Veel mensen schrikken als ze horen dat de goedbedoelde vraag ‘van waar ben je’ bij veel mensen kwetsend aankomt. De vraag, vaak de eerste die gesteld wordt bij kennismaking, herinnert je eraan dat je gesprekspartner jou vooral ziet als iemand ‘van elders’ – niet van hier. En dat hij voor zich een ‘afkomst’ ziet staan, eerder dan een mens.

Alle mensen met een migratieachtergrond hebben wel eens te maken met foute veronderstellingen, omdat hokjesdenken nog altijd sterk aanwezig is in onze samenleving. Maar omdat jongeren met dubbele roots per definitie niet in een hokje passen, worden ze er wellicht vaker mee geconfronteerd.

Herhaling versterkt de impact van microkwetsingen.
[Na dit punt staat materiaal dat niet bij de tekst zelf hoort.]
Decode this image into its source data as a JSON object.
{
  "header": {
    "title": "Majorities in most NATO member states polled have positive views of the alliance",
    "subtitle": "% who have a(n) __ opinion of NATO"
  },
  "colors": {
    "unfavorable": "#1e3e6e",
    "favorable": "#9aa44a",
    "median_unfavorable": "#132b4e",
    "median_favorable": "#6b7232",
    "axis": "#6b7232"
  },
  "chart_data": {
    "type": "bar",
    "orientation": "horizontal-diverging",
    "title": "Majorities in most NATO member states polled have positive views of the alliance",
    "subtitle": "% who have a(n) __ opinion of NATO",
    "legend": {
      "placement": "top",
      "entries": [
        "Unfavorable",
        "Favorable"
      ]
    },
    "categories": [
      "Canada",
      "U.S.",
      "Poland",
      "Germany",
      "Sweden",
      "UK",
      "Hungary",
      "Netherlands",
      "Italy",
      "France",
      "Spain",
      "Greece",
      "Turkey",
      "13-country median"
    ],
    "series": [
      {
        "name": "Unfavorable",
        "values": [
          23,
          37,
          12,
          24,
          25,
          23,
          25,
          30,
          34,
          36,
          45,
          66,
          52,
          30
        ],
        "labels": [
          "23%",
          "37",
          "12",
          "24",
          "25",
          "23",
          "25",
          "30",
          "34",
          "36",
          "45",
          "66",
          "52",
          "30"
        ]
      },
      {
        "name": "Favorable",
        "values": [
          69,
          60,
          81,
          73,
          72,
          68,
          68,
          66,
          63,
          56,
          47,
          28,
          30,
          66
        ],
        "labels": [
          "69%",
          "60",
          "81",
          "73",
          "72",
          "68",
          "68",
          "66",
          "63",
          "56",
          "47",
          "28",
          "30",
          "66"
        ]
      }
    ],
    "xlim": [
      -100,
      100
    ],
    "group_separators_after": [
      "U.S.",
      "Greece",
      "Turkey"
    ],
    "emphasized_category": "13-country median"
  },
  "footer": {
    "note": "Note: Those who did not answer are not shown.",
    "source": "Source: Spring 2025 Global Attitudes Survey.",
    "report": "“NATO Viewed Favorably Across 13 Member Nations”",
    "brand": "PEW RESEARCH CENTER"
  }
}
Telkens opnieuw die vraag krijgen - van de meester op school, de nieuwe tandarts, de winkelbediende, de nieuwe buren, de voetbalcoach enz. – laat sterk de indruk na dat mensen niet je hele persoon zien noch je beschouwen als volwaardig deel van de maatschappij hier. Dat jouw aanwezigheid vragen oproept, om verantwoording vraagt. Het besef dat je gesprekspartner goede bedoelingen heeft, verzacht de bittere pil van zo een uitspraak niet. Van iemand die je graag hebt, komt een kwetsende uitspraak vaak net harder aan. Dat geldt des te meer voor iemand naar wie een kind opkijkt zoals een leerkracht of sporttrainer. En iemands goede bedoelingen maken het moeilijker om voor jezelf op te komen door uit te leggen dat je de uitspraak niet apprecieert. Ook tegenover mensen in een gezagspositie is het moeilijker en zelfs riskanter om te reageren.

Bij sommige mensen roept de vraag van waar ze zijn bovendien onderliggende kwetsuren op. Voor een kind dat bijvoorbeeld alleen opgroeit met zijn witte moeder kan de herhaalde vraag ‘van welk land ben je’ de gevoelens van gemis, verdriet of kwaadheid over de afwezige ouder oproepen, bovenop verwarring over de identiteit. Denk maar aan kinderen en jongeren die hun ene ouder met een migratieachtergrond missen door overlijden of die met vele onbeantwoorde vragen zitten tegenover een ouder die hen op jonge leeftijd verlaten heeft.

Zoals gezegd kunnen de witte en migratieroots zich op uiteenlopende manieren vertalen in de leefwereld van kinderen en jongeren met dubbele roots enerzijds én in de manier waarop anderen hen percipiëren anderzijds. Hoe groter de discrepantie tussen beide, hoe meer foute veronderstellingen als microkwetsingen kunnen ervaren worden. De ene jongere wordt gezien als ‘alleen’ Vlaming en voelt zich ongemakkelijk om voor zijn roots uit te komen wanneer kameraden zich racistisch uitlaten. De andere jongere wordt door haar Arabische naam gezien als moslima en voelt zich ongemakkelijk om telkens uit te leggen dat ze niet meedoet aan de ramadan en weinig weet over de islam. Alle mensen met een migratieachtergrond hebben wel eens te maken met foute veronderstellingen, omdat hokjesdenken nog altijd sterk aanwezig is in onze samenleving. Maar omdat jongeren met dubbele roots per definitie niet in een hokje passen, worden ze er wellicht vaker mee geconfronteerd.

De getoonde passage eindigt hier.